Wednesday, August 06, 2008

ted's dead baby, ted's dead

I was having lunch with a mate a few weeks ago and we got onto discussing TED. Now don't get me wrong, there are lots of mighty fine talks on the TED site (and doubtless at the TED event). Inspiring, funny, clever, etc, etc. But we were both a bit sick of people going on about it and wanting to do copies. Y'know - fly in a few international speakers with books to their name, dress everything up in slick audio-visuals & charge $3-4k a head.

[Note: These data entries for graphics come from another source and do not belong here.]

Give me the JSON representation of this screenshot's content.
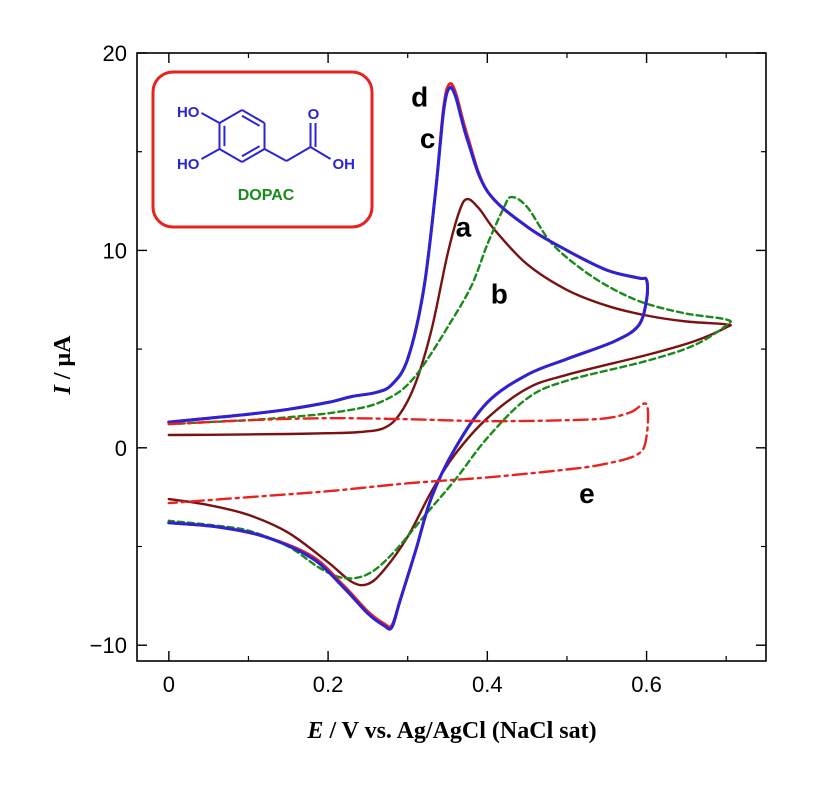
{
  "chart_data": {
    "type": "line",
    "title": "",
    "xlabel": {
      "italic": "E",
      "rest": " / V vs. Ag/AgCl (NaCl sat)"
    },
    "ylabel": {
      "italic": "I",
      "rest": " / μA"
    },
    "xlim": [
      -0.04,
      0.75
    ],
    "ylim": [
      -10.8,
      20
    ],
    "x_ticks": [
      {
        "value": 0,
        "label": "0"
      },
      {
        "value": 0.2,
        "label": "0.2"
      },
      {
        "value": 0.4,
        "label": "0.4"
      },
      {
        "value": 0.6,
        "label": "0.6"
      }
    ],
    "y_ticks": [
      {
        "value": -10,
        "label": "−10"
      },
      {
        "value": 0,
        "label": "0"
      },
      {
        "value": 10,
        "label": "10"
      },
      {
        "value": 20,
        "label": "20"
      }
    ],
    "x_minor_step": 0.1,
    "y_minor_step": 5,
    "grid": false,
    "legend": "none",
    "inset": {
      "molecule_name": "DOPAC",
      "labels": {
        "ho_top": "HO",
        "ho_bottom": "HO",
        "carbonyl_o": "O",
        "acid_oh": "OH"
      },
      "colors": {
        "border": "#e8231f",
        "structure": "#2b24d6",
        "name": "#1a8a1a"
      }
    },
    "series": [
      {
        "label": "a",
        "color": "#7a1212",
        "style": "solid",
        "label_pos": [
          0.37,
          10.7
        ],
        "points": [
          [
            0,
            0.65
          ],
          [
            0.05,
            0.66
          ],
          [
            0.1,
            0.68
          ],
          [
            0.15,
            0.7
          ],
          [
            0.2,
            0.74
          ],
          [
            0.24,
            0.8
          ],
          [
            0.27,
            1.0
          ],
          [
            0.29,
            1.7
          ],
          [
            0.31,
            3.3
          ],
          [
            0.33,
            6.0
          ],
          [
            0.35,
            9.8
          ],
          [
            0.365,
            12.0
          ],
          [
            0.375,
            12.6
          ],
          [
            0.39,
            12.1
          ],
          [
            0.41,
            11.0
          ],
          [
            0.45,
            9.3
          ],
          [
            0.5,
            8.0
          ],
          [
            0.55,
            7.2
          ],
          [
            0.6,
            6.7
          ],
          [
            0.65,
            6.4
          ],
          [
            0.7,
            6.25
          ],
          [
            0.7,
            6.1
          ],
          [
            0.66,
            5.4
          ],
          [
            0.6,
            4.7
          ],
          [
            0.5,
            3.7
          ],
          [
            0.45,
            3.0
          ],
          [
            0.4,
            1.5
          ],
          [
            0.36,
            -0.3
          ],
          [
            0.33,
            -2.2
          ],
          [
            0.3,
            -4.5
          ],
          [
            0.27,
            -6.2
          ],
          [
            0.25,
            -6.9
          ],
          [
            0.23,
            -6.8
          ],
          [
            0.2,
            -5.8
          ],
          [
            0.15,
            -4.3
          ],
          [
            0.1,
            -3.4
          ],
          [
            0.05,
            -2.9
          ],
          [
            0,
            -2.6
          ]
        ]
      },
      {
        "label": "b",
        "color": "#1a8a1a",
        "style": "dashed",
        "label_pos": [
          0.415,
          7.3
        ],
        "points": [
          [
            0,
            1.2
          ],
          [
            0.05,
            1.3
          ],
          [
            0.1,
            1.4
          ],
          [
            0.15,
            1.55
          ],
          [
            0.2,
            1.75
          ],
          [
            0.25,
            2.1
          ],
          [
            0.28,
            2.6
          ],
          [
            0.3,
            3.2
          ],
          [
            0.32,
            4.2
          ],
          [
            0.35,
            6.1
          ],
          [
            0.38,
            8.2
          ],
          [
            0.4,
            10.3
          ],
          [
            0.42,
            12.1
          ],
          [
            0.43,
            12.7
          ],
          [
            0.45,
            12.2
          ],
          [
            0.48,
            10.4
          ],
          [
            0.52,
            9.0
          ],
          [
            0.56,
            8.0
          ],
          [
            0.6,
            7.3
          ],
          [
            0.65,
            6.8
          ],
          [
            0.7,
            6.5
          ],
          [
            0.7,
            6.2
          ],
          [
            0.66,
            5.2
          ],
          [
            0.6,
            4.4
          ],
          [
            0.5,
            3.4
          ],
          [
            0.45,
            2.5
          ],
          [
            0.4,
            0.5
          ],
          [
            0.36,
            -1.6
          ],
          [
            0.32,
            -3.5
          ],
          [
            0.28,
            -5.4
          ],
          [
            0.25,
            -6.4
          ],
          [
            0.22,
            -6.6
          ],
          [
            0.19,
            -6.1
          ],
          [
            0.15,
            -5.0
          ],
          [
            0.1,
            -4.2
          ],
          [
            0.05,
            -3.9
          ],
          [
            0,
            -3.7
          ]
        ]
      },
      {
        "label": "c",
        "color": "#e8231f",
        "style": "solid",
        "label_pos": [
          0.325,
          15.2
        ],
        "points": [
          [
            0,
            1.3
          ],
          [
            0.05,
            1.5
          ],
          [
            0.1,
            1.7
          ],
          [
            0.15,
            1.95
          ],
          [
            0.2,
            2.3
          ],
          [
            0.23,
            2.6
          ],
          [
            0.26,
            2.8
          ],
          [
            0.28,
            3.2
          ],
          [
            0.3,
            4.5
          ],
          [
            0.32,
            8.0
          ],
          [
            0.335,
            13.0
          ],
          [
            0.345,
            17.2
          ],
          [
            0.352,
            18.4
          ],
          [
            0.36,
            18.0
          ],
          [
            0.375,
            15.8
          ],
          [
            0.4,
            13.0
          ],
          [
            0.45,
            11.2
          ],
          [
            0.5,
            10.0
          ],
          [
            0.55,
            9.0
          ],
          [
            0.59,
            8.6
          ],
          [
            0.6,
            8.5
          ],
          [
            0.6,
            7.5
          ],
          [
            0.59,
            6.2
          ],
          [
            0.56,
            5.4
          ],
          [
            0.5,
            4.5
          ],
          [
            0.45,
            3.7
          ],
          [
            0.4,
            2.3
          ],
          [
            0.36,
            0.0
          ],
          [
            0.33,
            -2.5
          ],
          [
            0.31,
            -5.2
          ],
          [
            0.29,
            -7.8
          ],
          [
            0.28,
            -9.0
          ],
          [
            0.27,
            -8.9
          ],
          [
            0.25,
            -8.3
          ],
          [
            0.22,
            -7.0
          ],
          [
            0.18,
            -5.5
          ],
          [
            0.12,
            -4.5
          ],
          [
            0.06,
            -4.0
          ],
          [
            0,
            -3.8
          ]
        ]
      },
      {
        "label": "d",
        "color": "#2b24d6",
        "style": "solid",
        "label_pos": [
          0.315,
          17.3
        ],
        "points": [
          [
            0,
            1.3
          ],
          [
            0.05,
            1.5
          ],
          [
            0.1,
            1.7
          ],
          [
            0.15,
            1.95
          ],
          [
            0.2,
            2.3
          ],
          [
            0.23,
            2.6
          ],
          [
            0.26,
            2.8
          ],
          [
            0.28,
            3.2
          ],
          [
            0.3,
            4.5
          ],
          [
            0.32,
            8.0
          ],
          [
            0.335,
            13.0
          ],
          [
            0.345,
            17.0
          ],
          [
            0.352,
            18.2
          ],
          [
            0.36,
            17.8
          ],
          [
            0.375,
            15.6
          ],
          [
            0.4,
            13.0
          ],
          [
            0.45,
            11.2
          ],
          [
            0.5,
            10.0
          ],
          [
            0.55,
            9.0
          ],
          [
            0.59,
            8.6
          ],
          [
            0.6,
            8.5
          ],
          [
            0.6,
            7.5
          ],
          [
            0.59,
            6.2
          ],
          [
            0.56,
            5.4
          ],
          [
            0.5,
            4.5
          ],
          [
            0.45,
            3.7
          ],
          [
            0.4,
            2.3
          ],
          [
            0.36,
            0.0
          ],
          [
            0.33,
            -2.5
          ],
          [
            0.31,
            -5.2
          ],
          [
            0.29,
            -7.8
          ],
          [
            0.28,
            -9.1
          ],
          [
            0.27,
            -9.0
          ],
          [
            0.25,
            -8.4
          ],
          [
            0.22,
            -7.1
          ],
          [
            0.18,
            -5.6
          ],
          [
            0.12,
            -4.5
          ],
          [
            0.06,
            -4.0
          ],
          [
            0,
            -3.8
          ]
        ]
      },
      {
        "label": "e",
        "color": "#e8231f",
        "style": "dashdot",
        "label_pos": [
          0.525,
          -2.8
        ],
        "points": [
          [
            0,
            1.2
          ],
          [
            0.1,
            1.4
          ],
          [
            0.2,
            1.5
          ],
          [
            0.3,
            1.45
          ],
          [
            0.4,
            1.35
          ],
          [
            0.5,
            1.4
          ],
          [
            0.55,
            1.5
          ],
          [
            0.58,
            1.8
          ],
          [
            0.6,
            2.2
          ],
          [
            0.6,
            0.6
          ],
          [
            0.59,
            -0.3
          ],
          [
            0.55,
            -0.8
          ],
          [
            0.5,
            -1.1
          ],
          [
            0.4,
            -1.5
          ],
          [
            0.3,
            -1.8
          ],
          [
            0.2,
            -2.2
          ],
          [
            0.1,
            -2.5
          ],
          [
            0,
            -2.8
          ]
        ]
      }
    ]
  }
}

TED is interesting because it is unique. Which means that if you want to copy it you are missing the point. On the other hand, Interesting South tried something same same but different: Yes we have interesting speakers but they have a short period of time to make their mark. BarCamp also (punk) rocks - every man & woman is a star. Open Space offers a different model again.

For me there is a continuum between the pure performance that many trad conferences have fallen into and the emergent will-to-action of an Open Space. Given my personality, I prefer the local & the anarchic but it's up to you.

How do we make something better than TED? How do we make something new?

1 comment:

Anonymous said...

Agree Matt

TED is unique and was the first ... the time for that space has passed and like Mr Shirkey says in his new book (and thanks for tip) let's put our collective 'cognitive surplus' into producing and sharing something new, better, unique ... whatever.